The new policy appeared intended to enhance the Fed’s traditional methods of monetary control. But in fact, it rendered those methods almost entirely impotent.
Returning to “normal” monetary policy means undoing all of those changes that made old‐fashioned monetary policy ineffective in the first place. Shrinking the Fed’s balance sheet isn’t enough. In fact, on its own it’s dangerous. If the Fed keeps paying banks not to lend at the same time it starts slimming its balance sheet, we could be in for very tight money.
In 1936, the Fed faced a similar situation. Fearing an outbreak of inflation, the Fed responded by raising banks’ legal reserve requirements. But, like today, banks wanted those big reserve cushions. To keep them, they clamped down on credit. The outcome was the notorious “Roosevelt Recession.”

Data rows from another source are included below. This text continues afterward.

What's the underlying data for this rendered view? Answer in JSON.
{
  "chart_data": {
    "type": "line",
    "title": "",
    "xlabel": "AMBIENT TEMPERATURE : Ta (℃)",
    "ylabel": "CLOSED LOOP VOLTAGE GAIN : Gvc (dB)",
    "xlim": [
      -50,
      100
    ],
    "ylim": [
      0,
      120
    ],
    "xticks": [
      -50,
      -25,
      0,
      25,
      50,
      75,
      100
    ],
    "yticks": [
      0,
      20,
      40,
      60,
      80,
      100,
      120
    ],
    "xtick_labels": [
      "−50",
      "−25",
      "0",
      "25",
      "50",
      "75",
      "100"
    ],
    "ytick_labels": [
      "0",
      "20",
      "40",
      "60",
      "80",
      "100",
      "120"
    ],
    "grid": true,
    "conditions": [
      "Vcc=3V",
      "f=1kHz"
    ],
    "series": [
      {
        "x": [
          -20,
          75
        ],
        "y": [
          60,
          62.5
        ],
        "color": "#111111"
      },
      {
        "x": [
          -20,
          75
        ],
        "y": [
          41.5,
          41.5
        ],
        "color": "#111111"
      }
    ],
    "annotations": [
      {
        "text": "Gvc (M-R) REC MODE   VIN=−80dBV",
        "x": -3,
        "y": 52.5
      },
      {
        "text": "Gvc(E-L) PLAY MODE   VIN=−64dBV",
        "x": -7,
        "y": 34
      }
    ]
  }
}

Another recession is the last thing this economy needs. But if the Fed sticks to its present normalization plan, that is exactly where we are headed.
To normalize without inviting a new recession, the Fed needs to combine its plan for shrinking the balance sheet with one for phasing‐out interest on excess reserves.
Shedding assets tightens credit, but discouraging banks from holding reserves loosens it. By doing both at once — reducing assets and lowering interest on excess reserves — the Fed can keep money from becoming either too loose or too tight.
The balancing act won’t be easy, but it’s both possible, and worth it.
Oddly, the Fed has been moving in the opposite direction, raising the interest rates it pays banks and other financial institutions to keep excess reserves. And the public, having had its fill of “low interest rates,” has been buying it as a step in the Fed’s “normalization” plan. But so long as the Fed encourages banks to hoard money, it is not returning to the pre‐crisis approach of monetary policy.
During the financial crisis the Fed ran many risky monetary policy experiments. One set of experiments added trillions of dollars of fresh reserves to the banking system and distorted credit markets. Another encouraged banks and other financial institutions to hoard those reserves, instead of lending or investing them.
Just how helpful these experiments were in ending the crisis, or promoting recovery, remains unclear. Only one thing is certain: If we want “normal” monetary policy without creating a recession, the Fed must shrink its balance sheet andstop paying banks not to lend.